“He has sent me to bind up the brokenhearted, to proclaim freedom for the captives and release from darkness for the prisoners, to proclaim the year of the LORD’s favor.” Isaiah 61:1b-2a
I want to share with you some serious thoughts about an uncommon Chirstmas theme. Last Sunday, I studied the ‘official’ scripture for the day: Isaiah 61:1-4, which drew my attention to Luke 4:14-30. Then I went back and looked at Leviticus 25. Go ahead and read those, and come back. In Leviticus, God decrees a ‘Jubilee Year’ every 50 years. Basically, the whole economy goes back to zero. People return to their own hometown, slaves are released, debts are canceled, crops are not sown or harvested. (And this would follow a regular Sabbath year, so the land would not be sown for two years). God also stipulated that no Israelites were to be treated as slaves, because God had already redeemed everyone from slavery in Egypt. People were to redeem the debts of their relatives, so they would not fall into poverty. (The problem Ruth and Naomi had is that there was no next-of-kin to ‘redeem’ them – that is take them in, so they would not live in poverty).

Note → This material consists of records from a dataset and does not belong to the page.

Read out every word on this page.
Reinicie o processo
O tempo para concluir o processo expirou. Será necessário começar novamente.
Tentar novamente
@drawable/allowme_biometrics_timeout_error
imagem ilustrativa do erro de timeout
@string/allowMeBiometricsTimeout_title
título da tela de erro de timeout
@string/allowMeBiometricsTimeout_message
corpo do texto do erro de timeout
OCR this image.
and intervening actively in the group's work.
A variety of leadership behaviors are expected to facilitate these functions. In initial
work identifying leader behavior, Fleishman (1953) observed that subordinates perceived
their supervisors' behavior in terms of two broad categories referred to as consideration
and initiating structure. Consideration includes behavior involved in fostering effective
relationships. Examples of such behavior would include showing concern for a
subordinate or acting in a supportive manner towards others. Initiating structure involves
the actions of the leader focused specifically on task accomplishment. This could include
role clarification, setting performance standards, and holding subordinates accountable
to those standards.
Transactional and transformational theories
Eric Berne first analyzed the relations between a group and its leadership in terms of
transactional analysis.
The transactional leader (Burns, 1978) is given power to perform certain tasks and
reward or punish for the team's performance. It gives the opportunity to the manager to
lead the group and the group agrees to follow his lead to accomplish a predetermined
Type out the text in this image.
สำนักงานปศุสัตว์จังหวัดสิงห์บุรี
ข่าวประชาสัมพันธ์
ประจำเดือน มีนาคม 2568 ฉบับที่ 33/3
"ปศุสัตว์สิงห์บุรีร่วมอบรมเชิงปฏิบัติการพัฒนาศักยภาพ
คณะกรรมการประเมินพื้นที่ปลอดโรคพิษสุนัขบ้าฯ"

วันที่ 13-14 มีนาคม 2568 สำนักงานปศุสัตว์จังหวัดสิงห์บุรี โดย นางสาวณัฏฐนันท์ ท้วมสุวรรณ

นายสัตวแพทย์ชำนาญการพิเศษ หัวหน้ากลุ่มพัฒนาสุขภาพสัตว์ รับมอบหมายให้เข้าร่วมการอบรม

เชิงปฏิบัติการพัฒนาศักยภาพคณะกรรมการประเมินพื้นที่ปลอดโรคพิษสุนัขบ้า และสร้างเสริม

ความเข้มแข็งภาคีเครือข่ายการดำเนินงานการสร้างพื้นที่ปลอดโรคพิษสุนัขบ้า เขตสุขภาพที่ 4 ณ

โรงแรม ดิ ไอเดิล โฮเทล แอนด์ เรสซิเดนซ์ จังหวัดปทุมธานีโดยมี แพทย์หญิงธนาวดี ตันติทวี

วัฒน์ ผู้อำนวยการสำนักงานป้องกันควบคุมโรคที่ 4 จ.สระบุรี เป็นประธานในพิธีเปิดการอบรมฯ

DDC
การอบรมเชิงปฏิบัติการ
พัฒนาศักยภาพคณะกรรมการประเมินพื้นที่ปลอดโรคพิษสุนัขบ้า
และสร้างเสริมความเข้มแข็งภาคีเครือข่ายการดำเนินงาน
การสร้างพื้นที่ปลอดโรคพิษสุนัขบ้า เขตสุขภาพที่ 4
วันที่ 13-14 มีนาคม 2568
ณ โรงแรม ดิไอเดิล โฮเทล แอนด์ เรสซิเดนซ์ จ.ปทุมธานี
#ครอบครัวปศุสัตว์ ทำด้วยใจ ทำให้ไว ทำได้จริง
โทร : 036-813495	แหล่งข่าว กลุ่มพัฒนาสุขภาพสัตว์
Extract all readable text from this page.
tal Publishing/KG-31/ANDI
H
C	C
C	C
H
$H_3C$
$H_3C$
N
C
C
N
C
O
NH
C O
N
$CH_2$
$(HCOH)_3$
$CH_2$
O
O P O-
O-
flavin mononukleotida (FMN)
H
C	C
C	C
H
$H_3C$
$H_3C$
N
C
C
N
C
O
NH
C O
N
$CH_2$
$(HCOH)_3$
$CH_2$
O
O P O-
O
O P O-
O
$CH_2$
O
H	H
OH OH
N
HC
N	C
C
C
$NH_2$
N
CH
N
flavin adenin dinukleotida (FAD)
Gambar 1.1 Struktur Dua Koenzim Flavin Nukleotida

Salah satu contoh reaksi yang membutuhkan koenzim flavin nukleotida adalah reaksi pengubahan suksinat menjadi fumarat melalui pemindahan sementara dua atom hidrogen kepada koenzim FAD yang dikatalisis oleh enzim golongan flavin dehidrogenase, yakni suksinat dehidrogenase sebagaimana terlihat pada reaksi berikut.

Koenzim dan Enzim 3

It seems like such a radical idea to us, but the truth is that it was a radical idea then too! Israel never had a Jubilee year, even though God told them he would bless them beyond measure if they obeyed this difficult decree. He told them the land would require a Jubilee, and if they did not take a Jubilee, and leave the land fallow and return all that they own to the Lord, he would take it from them forcibly. It seemed the concept of redemption through a Jubilee was important to God.
So fast forward to Isaiah. God has kept his word. The Israelites never took a Jubilee, so God took everything from them, because they did not willingly give it to him. He sent them into exile, made them slaves again for 70 years (just about the number of years needed to make up for all those missed Jubilees!) So Isaiah is telling his people of a new Jubilee, when God will redeem them once again. In fact, the ‘year of the Lord’s favor’ is a pretty direct reference to the ‘Jubilee’ year of the old scriptures. Since the Israelites are exiles awaiting freedom and not land owners and creditors, this is good news; and end to their misery is coming soon!
Then in Luke, Jesus finds this very passage of Isaiah, reads it in the synagogue, and proclaims the scripture fulfilled that day. He would now redeem God’s people, free the captives who are slaves to sin, the Law, false righteousness. The religious economy would be turned upside down. Those who were ‘poor in spirit’ would now be blessed! Those who were ‘righteous’ would now be un-righteous! Those who were sinners and undeserving would inherit the Kingdom of God. Those who lived in exile from God would now live closely to him.
This should have been good news.
But you know the rest of the story. The people chased him out of town, and Jesus observed that only in his home town does a prophet have no honor. The people did not want to give up all the righteousness, all the piety, all the religion they had saved up by their own work. It was an insult to think that God would need to redeem them, not from slavery, but from their sins.
And it’s the same with us. God declares a Jubilee, but rather than looking at the blessings he wants to give us, we look at what he’s taking away. We hold back all the things we hold dear and say, ‘No, I must have this. I can’t give up that. I’ve worked so hard for those!’ The things we own, the righteousness we build for ourselves ends up owning and enslaving us! Our desire to follow God becomes stifled because it conflicts with our own interests. This is just the case with the rich young ruler. All the wealth he ‘owned’ ended up enslaving him. He could not boldly follow Jesus, because of the fear of losing his belongings. God wants to pour out immeasurable blessings on us by freeing us from what enslaves. But we look at what has enslaved us and feel we just cannot do without it. Like an abused woman who defends and depends on the one who abuses her. We tell ourselves that the ‘masters’ in our life are under our control, are not all that bad, are really quite good. So we remain slaves in exile who need a Jubilee.
Christmas is about the gift of Jesus and the Jubilee he brings – the end of exile from God, enslavement to sin and death. But we will never see Jesus’ Jubilee and rejoice if we hold too tightly onto all the little worldly charms He tries to pry from our fingers. “Freedom in Christ” means freedom from all that ensnares – all the vices and lies that God wants to resuce us from. I hope this Christmas you find the joy of God’s Jubilee – freedom from all that has enslaved your life and the joy of being redeemed as a slave is redeemed from his master.